U.S. civilian advisers would help rebuild Afghanistan's agriculture sector, among other tasks.
WASHINGTON (Reuters) - The United States will maintain a civilian presence in Afghanistan and Pakistan for a long time, even after American combat troops leave the region, a U.S. State Department report has said.

President Barack Obama, already sending more troops to Afghanistan, wants to send more civilian advisers to help rebuild Afghanistan's agriculture sector, strengthen its governance, and support efforts to re-integrate Taliban fighters who renounce Al-Qaeda, the report said.

The document was released as British Foreign Secretary David Miliband was in Washington for talks, including details of an international conference on Afghanistan to be held in London next week.

Obama will soon submit to Congress a funding request for the civilian part of his strategy for stabilizing Afghanistan and Pakistan, Secretary of State Hillary Clinton told reporters, without disclosing the amount.

"There's a very clear call, which is for every country to mobilize its civilian as well as military resources behind the coherent and credible agenda that has now been set for Afghanistan," Clinton said, standing alongside Miliband at the State Department.

Salvaging the effort to stabilize and pacify Afghanistan has emerged as a major dilemma for Obama. U.S. forces have been in Afghanistan since 2001, when they helped oust the Taliban leaders who harbored the Al-Qaeda network responsible for the September 11, 2001, attacks on the United States.

Pakistan's government has attacked Pakistani Taliban factions, but has resisted U.S. pressure to go after Afghan Taliban in border enclaves who do not strike in Pakistan but cross the border to fight U.S. troops in Afghanistan.

U.S. Defense Secretary Robert Gates met Pakistani leaders on January 21 to urge them to begin hunting down Afghan Taliban on their border.

The new State Department policy paper, called "Afghanistan and Pakistan Regional Stabilization Strategy," noted the United States has already tripled the number of civilian experts in Afghanistan, from 320 a year ago to nearly 1,000 now.

It said the Obama administration wanted to expand this "civilian footprint" by another 20 to 30 percent in 2010, "concentrating experts in the field and at key ministries that deliver vital services to the Afghan people."

The document said Washington is placing more than 50 additional civilian advisers in core Afghan ministries, and deploying several hundred additional personnel to more than 50 locations outside Kabul.

“Recognizing that we cannot abandon Afghanistan as we did in 1989 following the Soviet withdrawal, our civilian effort must be sustained beyond our combat mission so that Afghanistan does not become a failed state and safe haven for Al-Qaeda," it said.

After meeting with Clinton, Miliband appeared before senators on Capitol Hill and told them he thought the imperative of a civilian strategy alongside a military strategy was "very clear to all."

"I think a number of countries will use the conference next week to announce increased civilian and military contributions," Miliband said. But he said it was also important to emphasize that the lead responsibility for security must be transferred to Afghanistan.

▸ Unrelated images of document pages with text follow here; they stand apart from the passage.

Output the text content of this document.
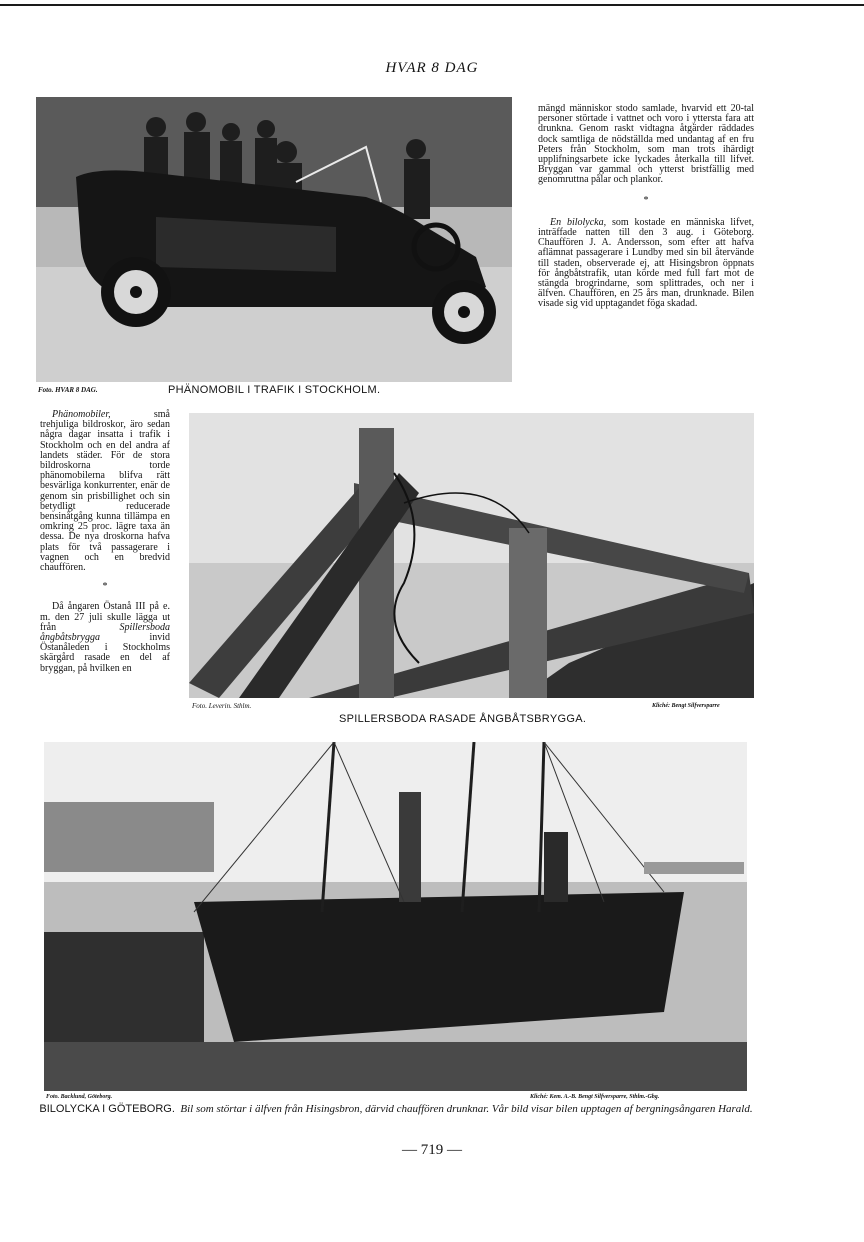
HVAR 8 DAG
Foto. HVAR 8 DAG.	PHÄNOMOBIL I TRAFIK I STOCKHOLM.

mängd människor stodo samlade, hvarvid ett 20-tal personer störtade i vattnet och voro i yttersta fara att drunkna. Genom raskt vidtagna åtgärder räddades dock samtliga de nödställda med undantag af en fru Peters från Stockholm, som man trots ihärdigt upplifningsarbete icke lyckades återkalla till lifvet. Bryggan var gammal och ytterst bristfällig med genomruttna pålar och plankor.

*

En bilolycka, som kostade en människa lifvet, inträffade natten till den 3 aug. i Göteborg. Chauffören J. A. Andersson, som efter att hafva aflämnat passagerare i Lundby med sin bil återvände till staden, observerade ej, att Hisingsbron öppnats för ångbåtstrafik, utan körde med full fart mot de stängda brogrindarne, som splittrades, och ner i älfven. Chauffören, en 25 års man, drunknade. Bilen visade sig vid upptagandet föga skadad.

Phänomobiler, små trehjuliga bildroskor, äro sedan några dagar insatta i trafik i Stockholm och en del andra af landets städer. För de stora bildroskorna torde phänomobilerna blifva rätt besvärliga konkurrenter, enär de genom sin prisbillighet och sin betydligt reducerade bensinåtgång kunna tillämpa en omkring 25 proc. lägre taxa än dessa. De nya droskorna hafva plats för två passagerare i vagnen och en bredvid chauffören.

*

Då ångaren Östanå III på e. m. den 27 juli skulle lägga ut från Spillersboda ångbåtsbrygga invid Östanåleden i Stockholms skärgård rasade en del af bryggan, på hvilken en

Foto. Leverin. Sthlm.	Kliché: Bengt Silfversparre
SPILLERSBODA RASADE ÅNGBÅTSBRYGGA.
Foto. Backlund, Göteborg.	Kliché: Kem. A.-B. Bengt Silfversparre, Sthlm.-Gbg.
BILOLYCKA I GÖTEBORG. Bil som störtar i älfven från Hisingsbron, därvid chauffören drunknar. Vår bild visar bilen upptagen af bergningsångaren Harald.
— 719 —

"Moves on debt relief and development assistance could be a credible part of a positive offer" to the Afghan people, Miliband said.

Obama last month announced plans to add 30,000 troops to the 68,000 troops already in Afghanistan. He said the United States would start withdrawing troops in mid-2011, but no pullout deadline has been set.

Obama is expected to request $33 billion in emergency war funding for the new surge of forces when he sends his next budget to Congress on February 1.